9) Caixa volta a financiar aquisição de imóveis acima de R$ 2,25 milhões com recursos da poupança

Desde 2024, o banco estatal não vinha liberando financiamentos individuais para aquisição de imóveis acima desse limite. O objetivo era priorizar o crédito para moradias de menor valor, atendendo um maior número de famílias, uma vez que os recursos da caderneta de poupança ficaram mais escassos para atender toda a demanda. A vice-presidente de Habitação da Caixa, Inês Magalhães, disse que as mudanças promovidas pelo Banco Central em 2025 nas regras do depósito compulsório ampliaram a disponibilidade de recursos das cadernetas, viabilizando a retomada gradual do atendimento ao público que busca imóveis de valor mais alto.

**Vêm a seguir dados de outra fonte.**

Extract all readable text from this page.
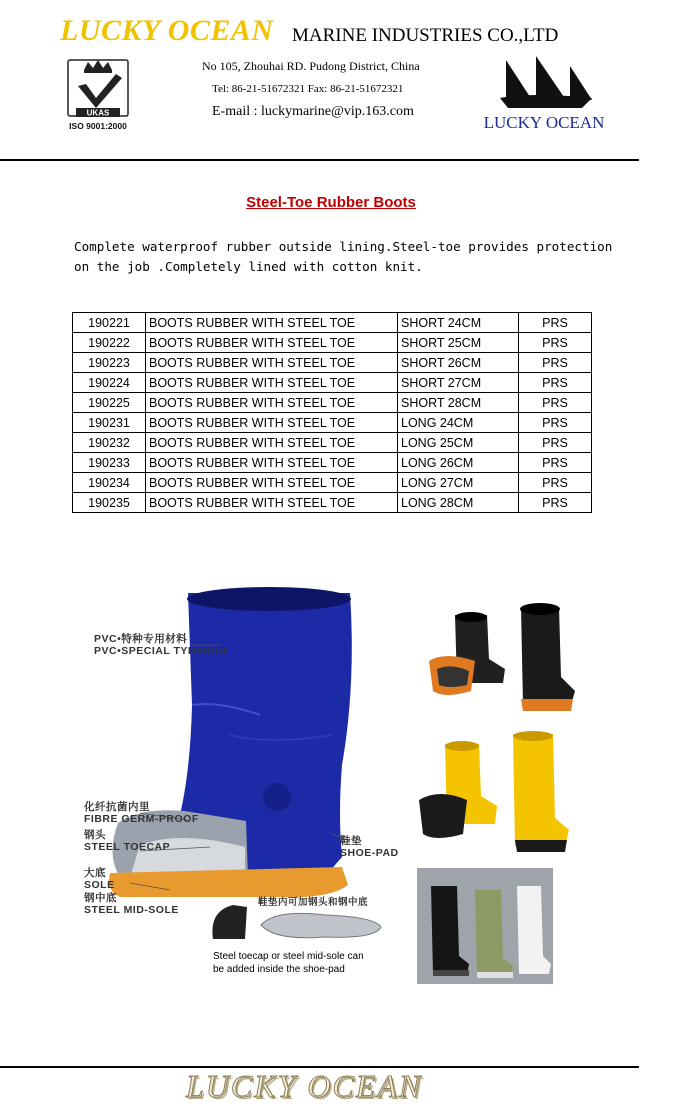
LUCKY OCEAN MARINE INDUSTRIES CO.,LTD
No 105, Zhouhai RD. Pudong District, China
Tel: 86-21-51672321 Fax: 86-21-51672321
E-mail : luckymarine@vip.163.com
UKAS
ISO 9001:2000	LUCKY OCEAN
Steel-Toe Rubber Boots
Complete waterproof rubber outside lining.Steel-toe provides protection
on the job .Completely lined with cotton knit.
190221	BOOTS RUBBER WITH STEEL TOE	SHORT 24CM	PRS
190222	BOOTS RUBBER WITH STEEL TOE	SHORT 25CM	PRS
190223	BOOTS RUBBER WITH STEEL TOE	SHORT 26CM	PRS
190224	BOOTS RUBBER WITH STEEL TOE	SHORT 27CM	PRS
190225	BOOTS RUBBER WITH STEEL TOE	SHORT 28CM	PRS
190231	BOOTS RUBBER WITH STEEL TOE	LONG 24CM	PRS
190232	BOOTS RUBBER WITH STEEL TOE	LONG 25CM	PRS
190233	BOOTS RUBBER WITH STEEL TOE	LONG 26CM	PRS
190234	BOOTS RUBBER WITH STEEL TOE	LONG 27CM	PRS
190235	BOOTS RUBBER WITH STEEL TOE	LONG 28CM	PRS
PVC•特种专用材料
PVC•SPECIAL TYRERIAL
化纤抗菌内里
FIBRE GERM-PROOF
钢头
STEEL TOECAP	鞋垫
SHOE-PAD
大底
SOLE
钢中底
STEEL MID-SOLE
鞋垫内可加钢头和钢中底
Steel toecap or steel mid-sole can
be added inside the shoe-pad
LUCKY OCEAN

10) Shopee fecha maior locação de galpões do Brasil em busca de liderança em entregas rápidas

Marq (antiga GLP) assinou a maior locação já vista no mercado de galpões logísticos do Brasil. Numa só tacada, alugou 220 mil m² (algo como 27 campos de futebol) no empreendimento que está em obras e será entregue até o fim deste ano às margens da Rodovia Presidente Dutra, em Guarulhos (SP). A inquilina será a Shopee, segundo apurou a reportagem. A Marq não divulga o nome do locatário por questões de sigilo do contrato. Procurada, a Shopee não fez comentários. O tamanho dessa locação sinaliza que o mercado logístico no Brasil continua aquecido mesmo após anos seguidos em expansão, puxado principalmente pela demanda das empresas de comércio eletrônico.